Comum ouvir pelo Brasil a expressão de que o futuro do nosso País são as crianças. Esse termo, um tanto corriqueiro, vem sendo questionado por alguns estudiosos, considerando que as crianças só poderão oferecer um futuro promissor se estiverem bem preparadas intelectualmente. Isto é, as escolas, a educação, são o suporte fundamental para que a expressão saia da boca dos brasileiros e faça parte efetivamente de suas vidas. Assim, um bom desempenho acadêmico torna-se crucial.
Para compreender o desempenho das crianças brasileiras no ambiente escolar, a professora Ana Lúcia Kassouf, do departamento de Economia, Administração e Sociologia, da Escola Superior de Agricultura “Luiz de Queiroz” (USP/ESALQ), e seus alunos do programa de doutorado em Economia Aplicada Marcos Garcias, Ida Bojicic Ono e Camila Rossi, integraram ao projeto PEP (Partnership for Economic Policy), com o objetivo de analisar o desenvolvimento de crianças do 5º e 9º anos de escolas públicas, por meio de testes de aproveitamento escolar da “Prova Brasil”. No entanto, além de analisar o desempenho, a proposta é verificar como o trabalho infantil, dentro do domicílio ou no mercado, afeta a vida acadêmica dessas crianças.
“Controlamos as características das crianças, dos pais, dos professores e dos diretores, além da infraestrutura da escola e observamos que o trabalho infantil é maléfico e provoca reduções no desempenho escolar das crianças”, disse Ana Lúcia Kassouf, professora da ESALQ.
Os alunos do 5º ano, que conciliam trabalho e estudo, de acordo com a professora, são os mais prejudicados. As meninas que trabalham apenas no mercado, sofreram uma queda de 10% nos testes de Português e aquelas, que além do trabalho fora de casa, realizam serviços domésticos, também apresentaram uma redução de desempenho significativa. Já os meninos, que exercem funções tanto fora, quanto dentro de casa, tiveram redução de 8,3% em Português, disciplina em que os alunos demostraram maior dificuldade.
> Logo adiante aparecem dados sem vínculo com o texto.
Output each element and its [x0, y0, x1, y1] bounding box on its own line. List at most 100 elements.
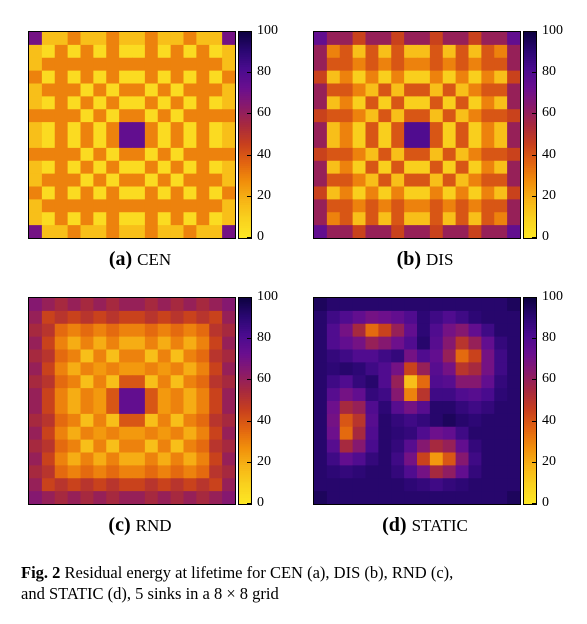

“Na análise, monitorando diversos fatores relacionados às crianças, família e escola, ainda notamos que as crianças que trabalham, seja no domicílio ou no mercado, apresentam menor rendimento escolar, pois estão mais cansadas e sobrecarregadas”, ressaltou a professora.
Já os alunos do 9º ano, de acordo com a professora, sofreram uma queda no desempenho, porém não tão alta. Aqueles que trabalham em casa apresentaram 2,4% de redução de desempenho nos testes de Matemática. Entre as meninas do 9º ano, 23% delas trabalham cerca de 3 horas por dia em atividades domésticas, em comparação com 9% dos meninos. No entanto, enquanto 21,5% dos meninos trabalham no mercado, menos de 10% das meninas exercem funções fora de casa. “Apesar das diferenças entre os meninos e as meninas, ambos são prejudicados no desempenho acadêmico por conta de atividades fora da escola”, disse a professora.
Contrariamente à visão da OIT (Organização Internacional do Trabalho), que acredita nas tarefas domésticas realizadas por crianças em suas próprias casas, em condições razoáveis e sob supervisão de pessoas próximas a elas como uma forma de integrar a vida familiar, que favorecerá o crescimento, a professora e seus alunos afirmam que os resultados analisados mostram que o trabalho infantil, dentro ou fora de casa, atrapalha e diminui o desempenho das crianças na escola. “Nossas conclusões indicam que o trabalho doméstico, que muitas vezes não é contabilizado nas estatísticas sociais e não é considerado perigoso, deve ser incluído nas políticas de governo destinadas a combater o trabalho infantil”, ressaltou Ana.
Como sugestão, a professora aponta que se a carga horária nas escolas fosse estendida, essa poderia ser uma política para reduzir a quantidade de tempo que as crianças passam executando atividades fora do ambiente escolar. “Medidas de combate ao trabalho infantil deverão ser propostas por aqueles que estão inseridos na política, seja por meio de programas sociais, aplicação das inspeções de direito do trabalho ou aumentando, de alguma forma, a consciência sobre a importância da educação e o risco sobre a entrada precoce no mercado de trabalho”, finalizou Ana Lúcia Kassouf.